Plaintiffs claim that if summary judgment for the county is set aside, they are entitled to judgment as a matter of law on their motion for summary judgment. If there is no dispute as to any material fact, and the undisputed facts support only one inference, the only question is the legal effect of the facts, and summary judgment should be granted. Cnota v. Palatine Area Football Ass'n., 227 Ill. App. 3d 640, 647, 592 N.E.2d 196, 169 Ill. Dec. 709 (1992). Plaintiffs assert that the evidence presented at summary judgment showed that the surcharge was unauthorized and that the county retained the benefit of these unauthorized fees. We agree.

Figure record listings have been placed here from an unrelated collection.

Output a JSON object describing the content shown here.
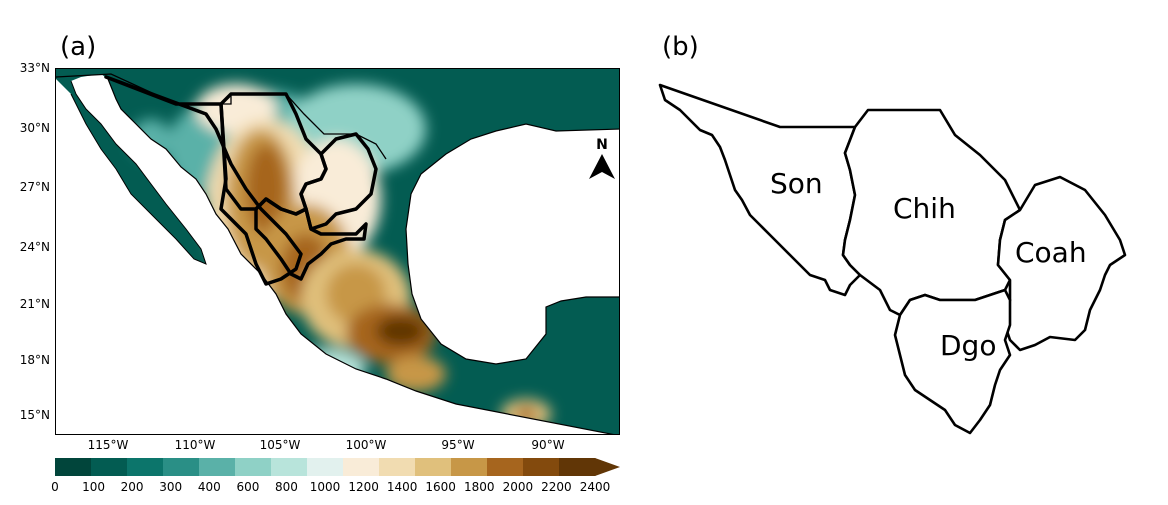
{
  "panels": {
    "a": "(a)",
    "b": "(b)"
  },
  "map_a": {
    "lat_labels": [
      "33°N",
      "30°N",
      "27°N",
      "24°N",
      "21°N",
      "18°N",
      "15°N"
    ],
    "lon_labels": [
      "115°W",
      "110°W",
      "105°W",
      "100°W",
      "95°W",
      "90°W"
    ],
    "north_arrow": "N",
    "colorbar": {
      "ticks": [
        "0",
        "100",
        "200",
        "300",
        "400",
        "600",
        "800",
        "1000",
        "1200",
        "1400",
        "1600",
        "1800",
        "2000",
        "2200",
        "2400"
      ],
      "colors": [
        "#01453b",
        "#035c52",
        "#0c756b",
        "#2a8f86",
        "#5ab1a8",
        "#8fd1c6",
        "#b8e4db",
        "#e2f1ee",
        "#f9ecd8",
        "#f1dcb1",
        "#e0c07c",
        "#c79747",
        "#a6651e",
        "#834a0d",
        "#613606"
      ]
    }
  },
  "map_b": {
    "states": [
      {
        "name": "Son"
      },
      {
        "name": "Chih"
      },
      {
        "name": "Coah"
      },
      {
        "name": "Dgo"
      }
    ]
  }
}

The evidence establishes that the surcharges were not legally imposed "court costs" or "mailing fees." The record shows that named plaintiffs Don Norton and Jane Reames paid these surcharges based on a mistake of fact induced by misrepresentation of the $3 surcharge. The parties do not dispute that the money collected from this surcharge was given to the county. We remand with directions to enter summary judgment for plaintiffs Norton and Reames.

The record reveals that the trial court deferred ruling on plaintiffs' motion for class certification. We express no opinion on the issue. The trial court is directed to conduct a hearing on class certification under sections 2-801 and 2-802 of the Code of Civil Procedure (735 ILCS 5/2-801, 2-802 (West 1996)).

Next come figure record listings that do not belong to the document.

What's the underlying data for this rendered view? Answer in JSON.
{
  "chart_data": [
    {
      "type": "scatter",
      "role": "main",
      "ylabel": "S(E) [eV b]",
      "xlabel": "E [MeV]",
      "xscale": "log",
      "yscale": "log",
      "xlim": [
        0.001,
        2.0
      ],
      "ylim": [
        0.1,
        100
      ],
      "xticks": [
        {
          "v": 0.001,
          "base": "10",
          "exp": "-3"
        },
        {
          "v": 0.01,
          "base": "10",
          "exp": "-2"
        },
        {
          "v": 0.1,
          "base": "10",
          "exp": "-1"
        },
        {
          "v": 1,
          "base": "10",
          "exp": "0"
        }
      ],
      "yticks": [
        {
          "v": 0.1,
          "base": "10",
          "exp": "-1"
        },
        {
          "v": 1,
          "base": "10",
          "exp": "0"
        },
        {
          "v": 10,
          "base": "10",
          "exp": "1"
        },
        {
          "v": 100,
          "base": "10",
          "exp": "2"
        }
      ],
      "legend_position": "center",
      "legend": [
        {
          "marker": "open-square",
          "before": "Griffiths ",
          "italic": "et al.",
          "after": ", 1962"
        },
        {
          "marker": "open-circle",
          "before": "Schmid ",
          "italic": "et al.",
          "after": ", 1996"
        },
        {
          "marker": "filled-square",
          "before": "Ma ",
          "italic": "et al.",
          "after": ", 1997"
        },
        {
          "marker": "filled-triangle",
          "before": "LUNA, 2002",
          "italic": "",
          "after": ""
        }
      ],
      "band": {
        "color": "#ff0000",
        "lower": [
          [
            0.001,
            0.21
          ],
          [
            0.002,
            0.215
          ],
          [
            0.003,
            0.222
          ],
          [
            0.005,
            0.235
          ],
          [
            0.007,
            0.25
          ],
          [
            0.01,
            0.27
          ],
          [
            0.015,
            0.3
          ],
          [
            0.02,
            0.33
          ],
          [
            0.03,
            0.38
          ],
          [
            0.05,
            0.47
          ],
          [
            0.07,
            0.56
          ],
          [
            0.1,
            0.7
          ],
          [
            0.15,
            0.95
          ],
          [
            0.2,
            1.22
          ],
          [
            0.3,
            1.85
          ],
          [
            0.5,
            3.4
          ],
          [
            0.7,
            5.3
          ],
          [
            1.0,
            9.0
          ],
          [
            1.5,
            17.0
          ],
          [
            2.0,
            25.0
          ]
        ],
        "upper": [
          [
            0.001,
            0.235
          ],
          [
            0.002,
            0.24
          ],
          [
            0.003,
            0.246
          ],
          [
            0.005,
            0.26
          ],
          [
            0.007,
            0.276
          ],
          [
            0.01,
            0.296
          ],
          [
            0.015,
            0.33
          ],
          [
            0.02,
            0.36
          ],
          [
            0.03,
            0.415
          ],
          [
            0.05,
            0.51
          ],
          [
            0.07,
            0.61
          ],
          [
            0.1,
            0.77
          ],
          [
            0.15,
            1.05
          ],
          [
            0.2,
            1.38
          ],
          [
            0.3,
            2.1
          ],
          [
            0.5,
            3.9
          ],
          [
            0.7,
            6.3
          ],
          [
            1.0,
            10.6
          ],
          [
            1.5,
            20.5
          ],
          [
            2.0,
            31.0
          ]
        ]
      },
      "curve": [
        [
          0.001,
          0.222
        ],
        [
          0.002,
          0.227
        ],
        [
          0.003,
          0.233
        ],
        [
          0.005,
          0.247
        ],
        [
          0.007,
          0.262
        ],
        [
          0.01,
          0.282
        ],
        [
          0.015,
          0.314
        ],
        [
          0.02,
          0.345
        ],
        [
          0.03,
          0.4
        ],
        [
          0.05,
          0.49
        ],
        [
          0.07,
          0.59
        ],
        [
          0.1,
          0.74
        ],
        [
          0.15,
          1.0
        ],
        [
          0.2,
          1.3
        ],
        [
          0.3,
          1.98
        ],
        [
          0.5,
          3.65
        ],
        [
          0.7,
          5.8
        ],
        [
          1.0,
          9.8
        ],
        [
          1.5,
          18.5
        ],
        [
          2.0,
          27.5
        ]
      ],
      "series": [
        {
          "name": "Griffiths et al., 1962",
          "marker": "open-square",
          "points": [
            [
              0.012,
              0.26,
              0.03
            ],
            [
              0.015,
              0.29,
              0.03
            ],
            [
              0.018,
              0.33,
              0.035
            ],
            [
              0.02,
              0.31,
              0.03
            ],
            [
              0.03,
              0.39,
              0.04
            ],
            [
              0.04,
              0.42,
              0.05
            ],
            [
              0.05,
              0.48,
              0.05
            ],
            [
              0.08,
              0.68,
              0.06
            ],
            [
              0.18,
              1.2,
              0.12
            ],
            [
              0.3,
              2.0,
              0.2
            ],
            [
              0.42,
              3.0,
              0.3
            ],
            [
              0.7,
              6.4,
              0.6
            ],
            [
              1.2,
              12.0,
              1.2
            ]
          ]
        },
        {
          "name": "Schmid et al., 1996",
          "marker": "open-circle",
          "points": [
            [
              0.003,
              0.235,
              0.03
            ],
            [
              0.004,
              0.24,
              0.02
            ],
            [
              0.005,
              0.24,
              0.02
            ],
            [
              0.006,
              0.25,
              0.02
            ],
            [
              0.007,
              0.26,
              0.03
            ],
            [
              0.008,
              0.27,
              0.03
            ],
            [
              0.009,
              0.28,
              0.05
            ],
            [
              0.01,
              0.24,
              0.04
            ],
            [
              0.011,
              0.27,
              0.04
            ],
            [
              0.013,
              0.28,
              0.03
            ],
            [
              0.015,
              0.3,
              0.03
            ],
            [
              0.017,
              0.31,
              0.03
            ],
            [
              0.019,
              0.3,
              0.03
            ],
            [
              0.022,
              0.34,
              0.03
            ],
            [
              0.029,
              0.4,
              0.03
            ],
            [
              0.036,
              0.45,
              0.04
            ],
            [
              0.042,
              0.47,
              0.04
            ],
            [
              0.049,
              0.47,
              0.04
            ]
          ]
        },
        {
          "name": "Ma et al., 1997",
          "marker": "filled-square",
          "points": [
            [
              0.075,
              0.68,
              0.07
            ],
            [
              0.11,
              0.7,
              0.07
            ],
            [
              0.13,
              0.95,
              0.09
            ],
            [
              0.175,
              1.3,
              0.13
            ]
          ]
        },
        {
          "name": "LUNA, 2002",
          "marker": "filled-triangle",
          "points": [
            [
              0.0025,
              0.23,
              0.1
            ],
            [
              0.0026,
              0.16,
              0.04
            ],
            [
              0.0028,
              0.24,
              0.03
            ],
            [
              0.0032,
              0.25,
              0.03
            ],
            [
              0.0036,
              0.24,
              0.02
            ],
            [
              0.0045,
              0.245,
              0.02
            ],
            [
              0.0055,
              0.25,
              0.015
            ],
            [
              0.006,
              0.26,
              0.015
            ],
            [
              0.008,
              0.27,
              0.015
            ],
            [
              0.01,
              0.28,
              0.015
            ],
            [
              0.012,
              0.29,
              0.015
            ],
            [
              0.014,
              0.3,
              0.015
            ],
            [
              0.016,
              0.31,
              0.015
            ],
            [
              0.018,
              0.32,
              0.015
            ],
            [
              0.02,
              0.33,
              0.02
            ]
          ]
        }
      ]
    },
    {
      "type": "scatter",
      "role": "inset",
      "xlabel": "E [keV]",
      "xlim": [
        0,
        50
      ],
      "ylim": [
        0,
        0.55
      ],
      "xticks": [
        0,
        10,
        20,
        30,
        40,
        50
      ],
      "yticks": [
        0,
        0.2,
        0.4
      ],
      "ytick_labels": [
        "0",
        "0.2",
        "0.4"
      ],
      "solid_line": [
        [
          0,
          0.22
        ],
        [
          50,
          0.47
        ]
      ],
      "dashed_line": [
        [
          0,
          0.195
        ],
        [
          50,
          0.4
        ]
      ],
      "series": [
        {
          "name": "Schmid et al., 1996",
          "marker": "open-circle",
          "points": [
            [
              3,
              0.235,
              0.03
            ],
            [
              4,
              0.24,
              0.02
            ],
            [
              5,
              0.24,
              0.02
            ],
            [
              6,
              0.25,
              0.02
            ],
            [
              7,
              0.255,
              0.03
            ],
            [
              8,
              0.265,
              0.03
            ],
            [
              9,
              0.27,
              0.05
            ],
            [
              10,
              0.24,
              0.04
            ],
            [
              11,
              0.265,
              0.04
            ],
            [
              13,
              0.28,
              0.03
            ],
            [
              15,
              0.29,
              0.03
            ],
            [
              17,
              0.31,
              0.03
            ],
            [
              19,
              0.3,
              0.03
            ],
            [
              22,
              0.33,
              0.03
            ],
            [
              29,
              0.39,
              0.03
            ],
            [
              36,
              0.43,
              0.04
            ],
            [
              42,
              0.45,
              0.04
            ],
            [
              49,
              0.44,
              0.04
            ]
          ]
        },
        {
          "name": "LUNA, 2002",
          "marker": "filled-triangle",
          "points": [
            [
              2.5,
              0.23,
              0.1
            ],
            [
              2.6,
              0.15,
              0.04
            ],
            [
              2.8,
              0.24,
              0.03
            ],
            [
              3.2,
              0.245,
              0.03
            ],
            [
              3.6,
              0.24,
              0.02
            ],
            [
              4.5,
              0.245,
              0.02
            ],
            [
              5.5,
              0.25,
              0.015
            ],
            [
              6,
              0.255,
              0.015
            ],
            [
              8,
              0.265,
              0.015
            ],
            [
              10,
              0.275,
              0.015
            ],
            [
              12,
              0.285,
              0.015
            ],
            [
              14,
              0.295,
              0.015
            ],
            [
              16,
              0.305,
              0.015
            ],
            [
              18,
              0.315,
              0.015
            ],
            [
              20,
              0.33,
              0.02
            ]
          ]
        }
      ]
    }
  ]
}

We next address plaintiffs' argument that they are entitled to prejudgment interest. Generally, prejudgment interest "is not recoverable absent a statute or agreement providing for it." City of Springfield v. Allphin, 82 Ill. 2d 571, 413 N.E.2d 394, 45 Ill. Dec. 916 (1980). But plaintiffs argue that prejudgment interest is recoverable without statutory authorization "where a municipal corporation wrongfully exacts money and holds that money without just right or claim." City of Chicago v. Northwestern Mutual Life Insurance Co., 218 Ill. 40, 44, 75 N.E. 803 (1905). See also City of Springfield, 82 Ill. 2d at 577-78. Plaintiffs argue that this exception should apply to the county as well.

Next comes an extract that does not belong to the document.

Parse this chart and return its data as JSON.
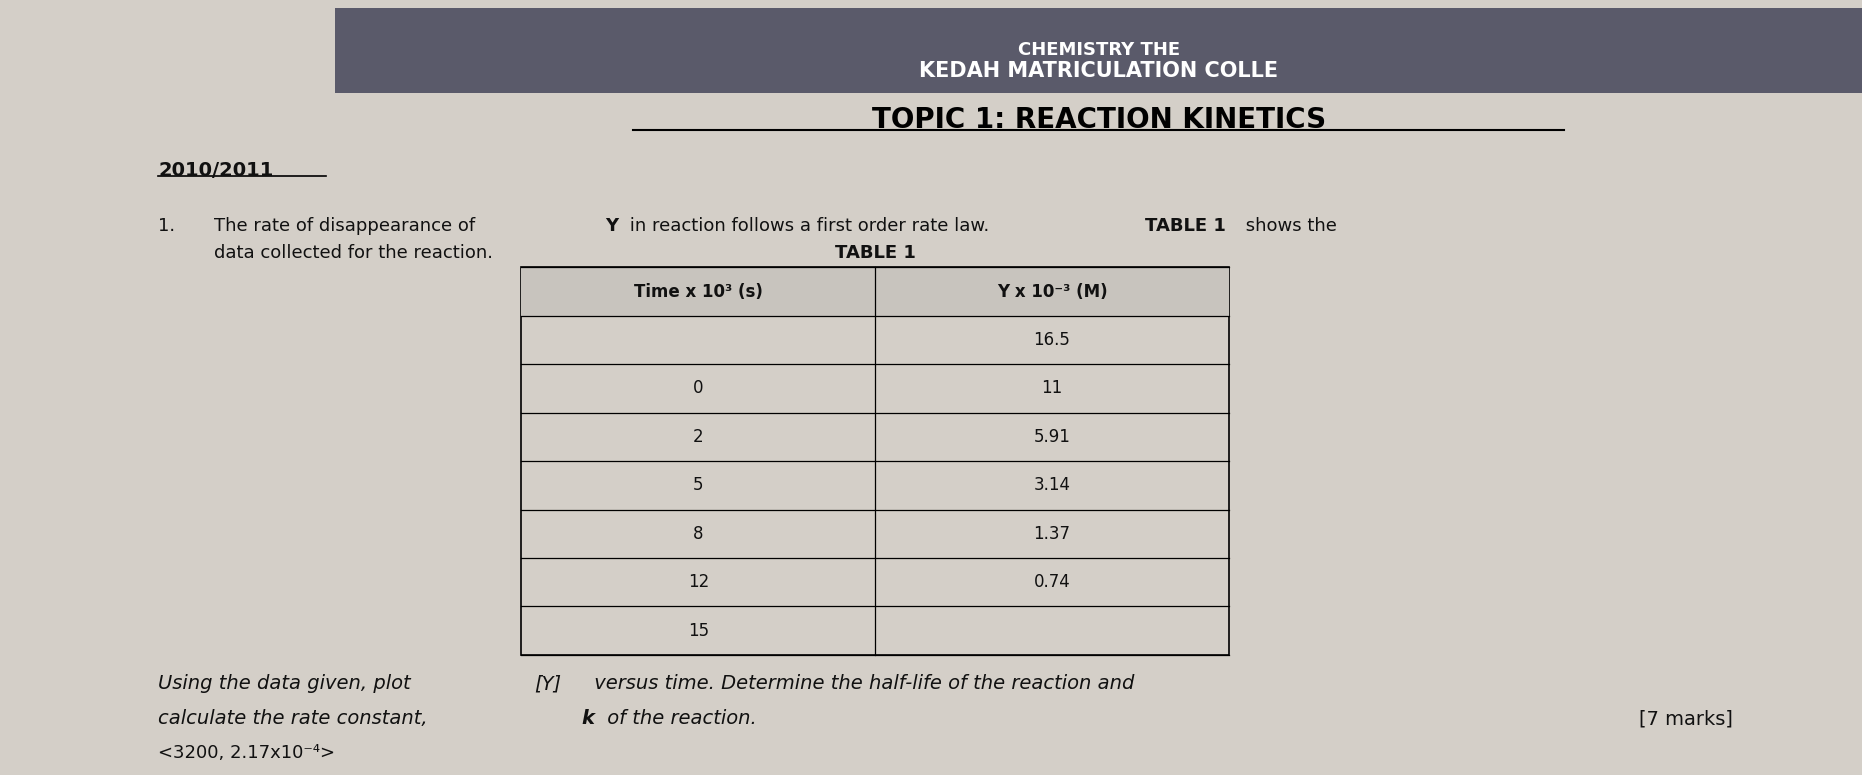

In City of Chicago, our supreme court did not elaborate on the standard for deciding when prejudgment interest, not authorized by statute or agreement, is appropriate. But in City of Springfield, the court found that, even absent statutory authority, a court may award interest "where warranted by equitable considerations," but not where "such an award would not comport with justice and equity." City of Springfield, 82 Ill. 2d at 579. In reliance on City of Springfield and other Illinois cases, we have held that prejudgment interest not statutorily or contractually authorized may only be awarded against a defendant who wrongfully obtained and illegally withheld funds from a plaintiff. Calumet Construction Corp. v. Metropolitan Sanitary District of Greater Chicago, 178 Ill. App. 3d 415, 423, 533 N.E.2d 453, 127 Ill. Dec. 581 (1988). At issue here is the $3 penalty exacted for each ticket. In Norton I we held that the city and its agent were properly dismissed from the suit--the city because plaintiffs did not allege the city received or retained money from the $3 penalty, Datacom because the allegations of the complaint were insufficient to establish that Datacom received or retained any part of the $3 penalty. Yet because of the city's wrongful action, the county now holds the money. The issue is whether the party who innocently receives money wrongfully obtained by another should pay prejudgment interest. We believe prejudgment interest in this case would not meet the justice and equity standard expressed in City of Springfield.

Reversed and remanded.

LEAVITT, P.J., and GORDON J., concur.